Enfin, M. Legault répète qu’il ne se transformera pas en « géant vert » comme Philippe Couillard. Ce faisant, il laisse entendre que protéger l’environnement est négatif. Et, encore plus inquiétant, il laisse entendre que son prédécesseur, qui en faisait peu, en faisait tout de même trop.

Autre source d’irritation, son ministre de l’Environnement, Benoît Charette, caricature les écolos en extrémistes pour mieux poser ensuite en homme raisonnable. Il assure que son gouvernement n’empêchera pas les Québécois de faire des enfants, et n’interdira pas non plus les voitures en région. On est soulagé d’apprendre que le ministre a trouvé la solution à la menace qu'il a inventée...
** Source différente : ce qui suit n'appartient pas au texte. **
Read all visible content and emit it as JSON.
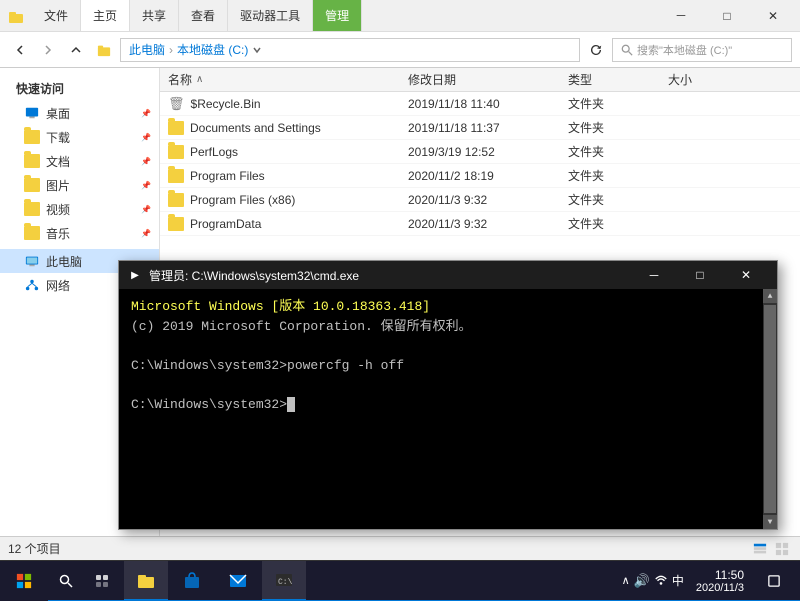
{
  "explorer": {
    "title": "本地磁盘 (C:)",
    "tabs": [
      {
        "label": "文件",
        "active": false
      },
      {
        "label": "主页",
        "active": true
      },
      {
        "label": "共享",
        "active": false
      },
      {
        "label": "查看",
        "active": false
      },
      {
        "label": "驱动器工具",
        "active": false
      },
      {
        "label": "管理",
        "active": false,
        "highlight": true
      }
    ],
    "address": {
      "back": "←",
      "forward": "→",
      "up": "↑",
      "path_parts": [
        "此电脑",
        "本地磁盘 (C:)"
      ],
      "refresh": "⟳",
      "search_placeholder": "搜索\"本地磁盘 (C:)\""
    },
    "sidebar": {
      "sections": [
        {
          "header": "快速访问",
          "items": [
            {
              "label": "桌面",
              "icon": "folder",
              "pinned": true
            },
            {
              "label": "下载",
              "icon": "folder",
              "pinned": true
            },
            {
              "label": "文档",
              "icon": "folder",
              "pinned": true
            },
            {
              "label": "图片",
              "icon": "folder",
              "pinned": true
            },
            {
              "label": "视频",
              "icon": "folder",
              "pinned": true
            },
            {
              "label": "音乐",
              "icon": "folder",
              "pinned": true
            }
          ]
        },
        {
          "header": "",
          "items": [
            {
              "label": "此电脑",
              "icon": "computer",
              "active": true
            },
            {
              "label": "网络",
              "icon": "network"
            }
          ]
        }
      ]
    },
    "file_list": {
      "columns": [
        {
          "label": "名称",
          "sort": "asc"
        },
        {
          "label": "修改日期"
        },
        {
          "label": "类型"
        },
        {
          "label": "大小"
        }
      ],
      "files": [
        {
          "name": "$Recycle.Bin",
          "date": "2019/11/18 11:40",
          "type": "文件夹",
          "size": "",
          "icon": "recycle"
        },
        {
          "name": "Documents and Settings",
          "date": "2019/11/18 11:37",
          "type": "文件夹",
          "size": "",
          "icon": "folder"
        },
        {
          "name": "PerfLogs",
          "date": "2019/3/19 12:52",
          "type": "文件夹",
          "size": "",
          "icon": "folder"
        },
        {
          "name": "Program Files",
          "date": "2020/11/2 18:19",
          "type": "文件夹",
          "size": "",
          "icon": "folder"
        },
        {
          "name": "Program Files (x86)",
          "date": "2020/11/3 9:32",
          "type": "文件夹",
          "size": "",
          "icon": "folder"
        },
        {
          "name": "ProgramData",
          "date": "2020/11/3 9:32",
          "type": "文件夹",
          "size": "",
          "icon": "folder"
        }
      ]
    },
    "status": {
      "count": "12 个项目"
    }
  },
  "cmd": {
    "title": "管理员: C:\\Windows\\system32\\cmd.exe",
    "icon": "▶",
    "lines": [
      "Microsoft Windows [版本 10.0.18363.418]",
      "(c) 2019 Microsoft Corporation. 保留所有权利。",
      "",
      "C:\\Windows\\system32>powercfg -h off",
      "",
      "C:\\Windows\\system32>"
    ],
    "highlight_range": [
      0,
      0
    ],
    "controls": {
      "minimize": "－",
      "maximize": "□",
      "close": "✕"
    }
  },
  "taskbar": {
    "apps": [
      {
        "name": "start",
        "icon": "⊞"
      },
      {
        "name": "search",
        "icon": "🔍"
      },
      {
        "name": "task-view",
        "icon": "❐"
      },
      {
        "name": "explorer",
        "icon": "📁",
        "active": true
      },
      {
        "name": "store",
        "icon": "🛍"
      },
      {
        "name": "mail",
        "icon": "✉"
      },
      {
        "name": "cmd",
        "icon": "■",
        "active": true
      }
    ],
    "tray": {
      "show_hidden": "∧",
      "speaker": "🔊",
      "ime": "中",
      "time": "11:50",
      "date": "2020/11/3",
      "notification": "⬜"
    }
  },
  "window_controls": {
    "minimize": "－",
    "maximize": "□",
    "close": "✕"
  }
}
M. Charette répète qu’il sera « pragmatique ». C’est peut-être rassurant, mais ça ne veut rien dire. Qu’il oublie les adjectifs et parle de chiffres : quelle mesure réduira les GES de combien de tonnes, et d’ici quelle année ? Le reste n’est que du vent.

Mais ne perdons pas de vue l’essentiel. Le premier ministre Legault est en train, lentement mais sûrement, de trouver sa façon de lutter contre les changements climatiques. Il y croit et il s’est mis en marche dans la bonne direction. Il ne lui reste plus qu’à continuer sur son élan.